Autre avantage et non des moindres : au plan économique et financier, l’ECO faciliterait les échanges entre le Maroc et l’Afrique de l’ouest et réduirait les coûts de transactions associés aux opérations de change. De même, «le mécanisme de solidarité monétaire, à travers la mise en commun des réserves de change en vigueur avec le FCFA, et qui sera transposé avec l’ECO, sera profitable à tous les pays, y compris au Maroc», poursuit notre expert.
«Enfin, la libre circulation des capitaux déjà en cours dans les 8 pays utilisant le FCFA et prévue dans la future zone monétaire ECO serait à l’avantage des grands groupes marocains ayant des filiales dans les pays de la CEDEAO. Cela, dans un contexte marqué par l’implantation de ces groupes dans les 7 autres pays de la CEDEAO, particulièrement le Ghana», conclut-il.
Quid des risques ?
Pour beaucoup de spécialistes qui prennent l’Euro en exemple, la monnaie unique profitera davantage aux pays à forte croissance et augmentera l’inflation, tout en contribuant au déséquilibre d’une économie nationale marocaine qui reste encore fragile. Et ce, dans un contexte où, justement, la préservation des équilibres macroéconomiques est érigée en sacro-saint principe.
Néanmoins, comme l’ont fait les 7 autres pays membres de la CEDEAO qui n’auront pas dans l’immédiat l’ECO comme monnaie, si l’adhésion du Maroc à la CEDEAO était actée, il peut être envisageable que le Royaume soit membre de l’instance régionale tout en continuant à utiliser le Dirham, le temps de mûrir la réflexion sur cette nouvelle monnaie et sur les risques potentiels. Car, des risques, il y en a. Ousmane Kolié met en orbite trois facteurs de risques à considérer.
«Premièrement, celui lié aux défis de l’adhésion du peuple marocain, qui devrait accepter de se séparer du Dirham au profit d’une autre monnaie. Il convient à ce titre de se rappeler que (i) le Dirham vient du mot arabe issu du grec drachmè et désignant la monnaie d'argent islamique; (ii) il est utilisé pour la première fois dans le Royaume depuis le VIIIème siècle sous le règne d’Idriss 1er et rétabli en 1959, et (iii) sur chaque billet et pièce en dirham figure l’effigie de Sa Majesté; que Dieu l’assiste. Tous ces symboles séculaire et identitaire doivent être pris en considération pour prendre en compte l’opinion publique.

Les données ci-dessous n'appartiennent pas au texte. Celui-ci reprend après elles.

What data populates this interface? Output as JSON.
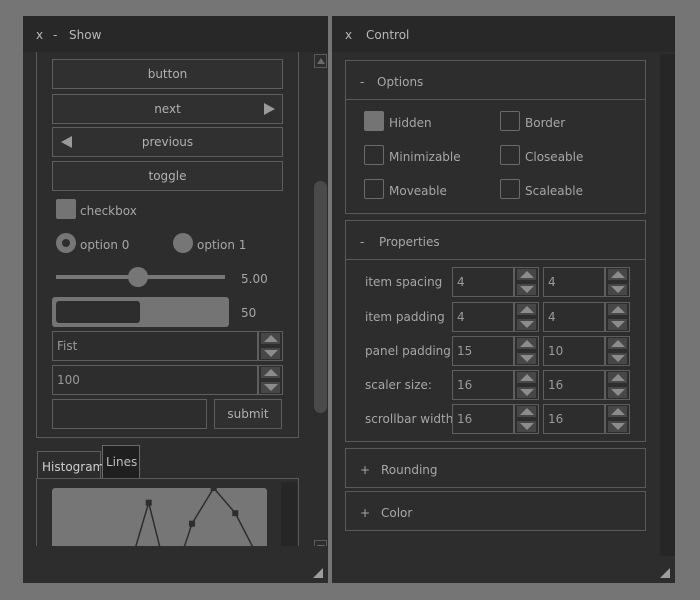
{
  "show_window": {
    "close": "x",
    "minimize": "-",
    "title": "Show",
    "buttons": {
      "button": "button",
      "next": "next",
      "previous": "previous",
      "toggle": "toggle"
    },
    "checkbox_label": "checkbox",
    "options": [
      "option 0",
      "option 1"
    ],
    "slider": {
      "value_text": "5.00",
      "fraction": 0.37
    },
    "progress": {
      "value_text": "50",
      "fraction": 0.5
    },
    "combo1": {
      "value": "Fist"
    },
    "combo2": {
      "value": "100"
    },
    "text_input": {
      "value": ""
    },
    "submit": "submit",
    "tabs": [
      "Histogram",
      "Lines"
    ],
    "active_tab": "Lines"
  },
  "control_window": {
    "close": "x",
    "title": "Control",
    "options_section": {
      "toggle": "-",
      "title": "Options",
      "flags": [
        {
          "label": "Hidden",
          "checked": true
        },
        {
          "label": "Border",
          "checked": false
        },
        {
          "label": "Minimizable",
          "checked": false
        },
        {
          "label": "Closeable",
          "checked": false
        },
        {
          "label": "Moveable",
          "checked": false
        },
        {
          "label": "Scaleable",
          "checked": false
        }
      ]
    },
    "properties_section": {
      "toggle": "-",
      "title": "Properties",
      "rows": [
        {
          "label": "item spacing",
          "a": "4",
          "b": "4"
        },
        {
          "label": "item padding",
          "a": "4",
          "b": "4"
        },
        {
          "label": "panel padding",
          "a": "15",
          "b": "10"
        },
        {
          "label": "scaler size:",
          "a": "16",
          "b": "16"
        },
        {
          "label": "scrollbar width:",
          "a": "16",
          "b": "16"
        }
      ]
    },
    "rounding_section": {
      "toggle": "+",
      "title": "Rounding"
    },
    "color_section": {
      "toggle": "+",
      "title": "Color"
    }
  },
  "colors": {
    "background": "#757575",
    "window": "#2d2d2d",
    "border": "#5a5a5a",
    "accent": "#747474"
  },
  "chart_data": {
    "type": "line",
    "x": [
      0,
      1,
      2,
      3,
      4,
      5,
      6,
      7,
      8,
      9
    ],
    "values": [
      0.02,
      0.1,
      0.3,
      0.18,
      0.53,
      0.12,
      0.43,
      0.6,
      0.48,
      0.28
    ]
  }
}
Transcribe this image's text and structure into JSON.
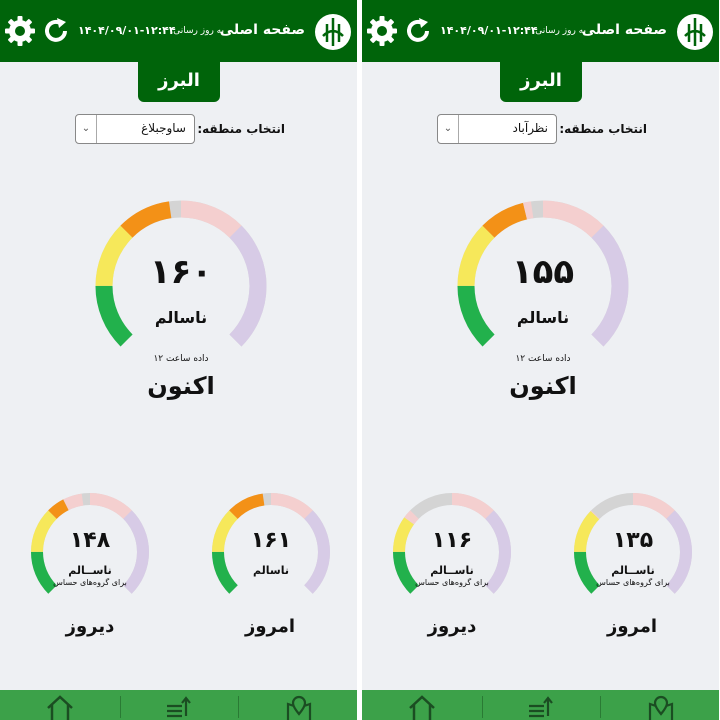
{
  "screens": [
    {
      "header": {
        "home_title": "صفحه اصلی",
        "update_label": "به روز رسانی:",
        "update_date": "۱۴۰۴/۰۹/۰۱-۱۲:۴۴"
      },
      "province": "البرز",
      "region": {
        "label": "انتخاب منطقه:",
        "value": "ساوجبلاغ"
      },
      "main_gauge": {
        "value": "۱۶۰",
        "status": "ناسالم",
        "data_hour": "داده ساعت ۱۲",
        "label": "اکنون",
        "fraction": 0.47
      },
      "today_gauge": {
        "value": "۱۶۱",
        "status": "ناسالم",
        "sub": "",
        "label": "امروز",
        "fraction": 0.47
      },
      "yesterday_gauge": {
        "value": "۱۴۸",
        "status": "ناســالم",
        "sub": "برای گروه‌های حساس",
        "label": "دیروز",
        "fraction": 0.4
      }
    },
    {
      "header": {
        "home_title": "صفحه اصلی",
        "update_label": "به روز رسانی:",
        "update_date": "۱۴۰۴/۰۹/۰۱-۱۲:۴۴"
      },
      "province": "البرز",
      "region": {
        "label": "انتخاب منطقه:",
        "value": "نظرآباد"
      },
      "main_gauge": {
        "value": "۱۵۵",
        "status": "ناسالم",
        "data_hour": "داده ساعت ۱۲",
        "label": "اکنون",
        "fraction": 0.45
      },
      "today_gauge": {
        "value": "۱۳۵",
        "status": "ناســالم",
        "sub": "برای گروه‌های حساس",
        "label": "امروز",
        "fraction": 0.33
      },
      "yesterday_gauge": {
        "value": "۱۱۶",
        "status": "ناســالم",
        "sub": "برای گروه‌های حساس",
        "label": "دیروز",
        "fraction": 0.3
      }
    }
  ],
  "colors": {
    "header": "#00640a",
    "nav": "#3ca149",
    "good": "#22b14c",
    "moderate": "#f6e85a",
    "sensitive": "#f39117",
    "unhealthy": "#e8221b",
    "very_unhealthy": "#f4cfcf",
    "hazardous": "#d7cbe6",
    "track": "#d4d4d4"
  },
  "icons": {
    "settings": "gear-icon",
    "refresh": "refresh-icon",
    "logo": "doe-logo-icon",
    "home": "home-icon",
    "list": "list-icon",
    "map": "map-pin-icon"
  }
}
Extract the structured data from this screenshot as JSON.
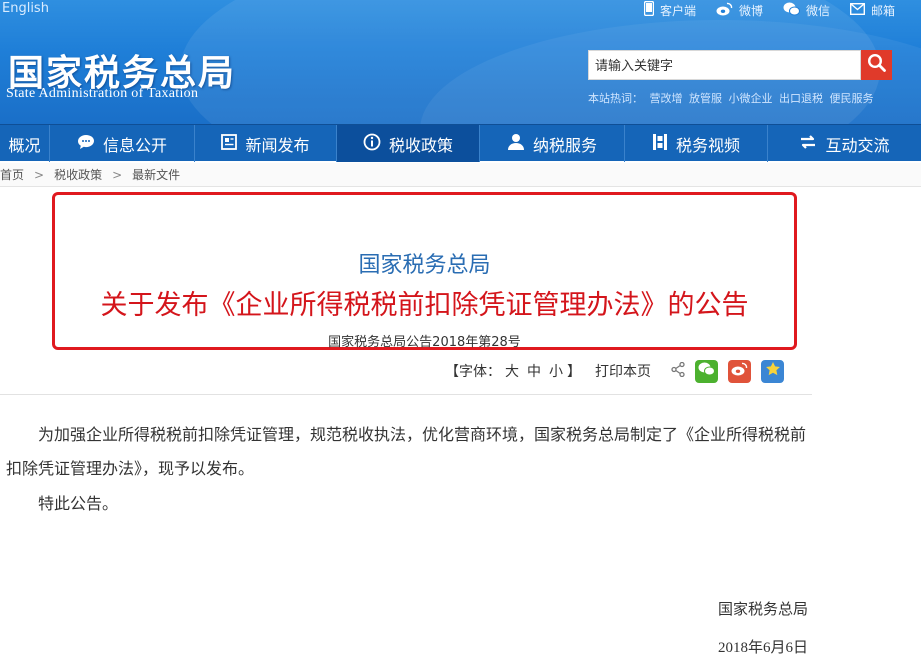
{
  "header": {
    "english_link": "English",
    "top_links": [
      {
        "label": "客户端",
        "icon": "mobile-icon"
      },
      {
        "label": "微博",
        "icon": "weibo-icon"
      },
      {
        "label": "微信",
        "icon": "wechat-icon"
      },
      {
        "label": "邮箱",
        "icon": "mail-icon"
      }
    ],
    "site_title": "国家税务总局",
    "site_subtitle": "State Administration of Taxation",
    "search": {
      "placeholder": "请输入关键字"
    },
    "hot_label": "本站热词：",
    "hot_words": [
      "营改增",
      "放管服",
      "小微企业",
      "出口退税",
      "便民服务"
    ]
  },
  "nav": {
    "items": [
      {
        "label": "概况",
        "icon": ""
      },
      {
        "label": "信息公开",
        "icon": "chat-bubble-icon"
      },
      {
        "label": "新闻发布",
        "icon": "news-icon"
      },
      {
        "label": "税收政策",
        "icon": "info-icon"
      },
      {
        "label": "纳税服务",
        "icon": "person-icon"
      },
      {
        "label": "税务视频",
        "icon": "video-icon"
      },
      {
        "label": "互动交流",
        "icon": "exchange-icon"
      }
    ],
    "active_index": 3
  },
  "breadcrumb": {
    "items": [
      "首页",
      "税收政策",
      "最新文件"
    ],
    "separator": ">"
  },
  "article": {
    "org": "国家税务总局",
    "title": "关于发布《企业所得税税前扣除凭证管理办法》的公告",
    "doc_number": "国家税务总局公告2018年第28号",
    "highlight_color": "#e0191f"
  },
  "tools": {
    "font_label_open": "【字体：",
    "size_large": "大",
    "size_medium": "中",
    "size_small": "小",
    "font_label_close": "】",
    "print_label": "打印本页"
  },
  "body": {
    "paragraph1": "为加强企业所得税税前扣除凭证管理，规范税收执法，优化营商环境，国家税务总局制定了《企业所得税税前扣除凭证管理办法》，现予以发布。",
    "paragraph2": "特此公告。",
    "signature_org": "国家税务总局",
    "signature_date": "2018年6月6日"
  }
}
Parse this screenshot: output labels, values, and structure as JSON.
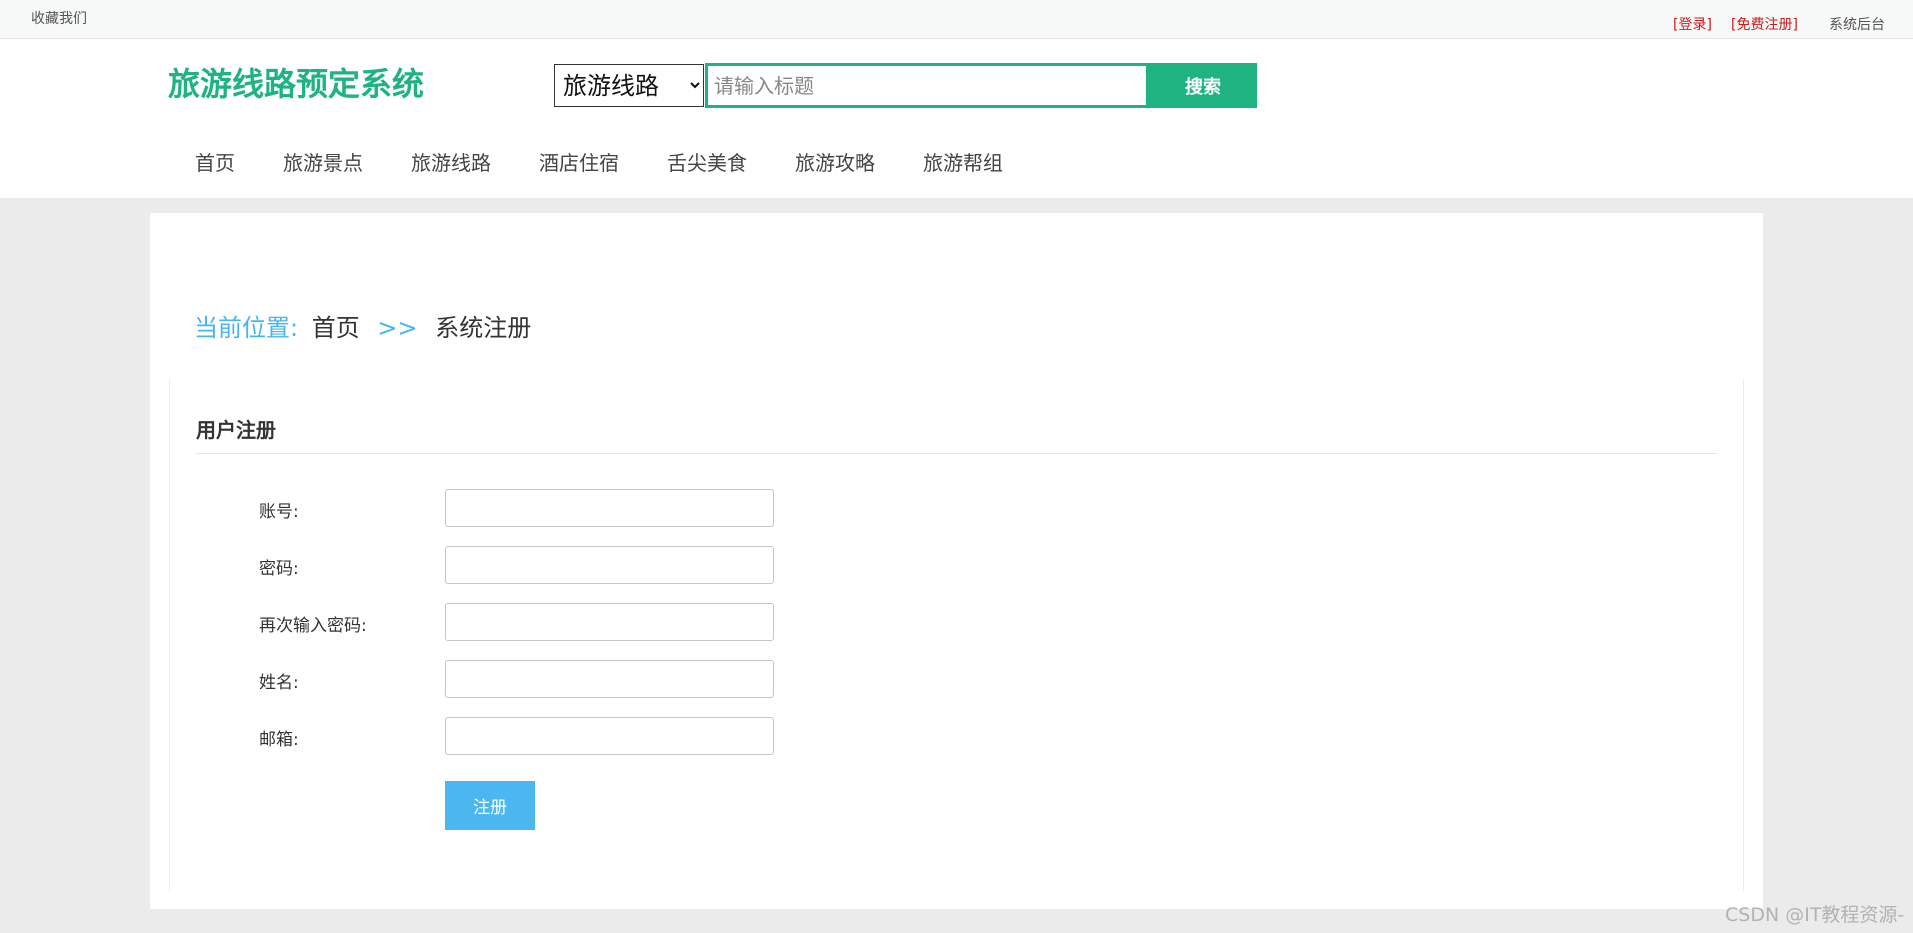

Deuxièmement, le risque lié à la mise en commun des réserves de change. Cette solidarité monétaire présente de nombreuses vertus et permet de palier les insuffisances de pays fortement affectés par des chocs économiques cycliques, notamment les pays pétroliers ou dépendant du cours des matières premières. Elle pourrait toutefois exposer le Maroc – pays plus résilient et doté d’une économie relativement diversifiée – au risque de voir une partie de ses réserves de change mise au profit d’autres pays. Ce qui pourrait affecter sa couverture monétaire et ses capacités d’importation.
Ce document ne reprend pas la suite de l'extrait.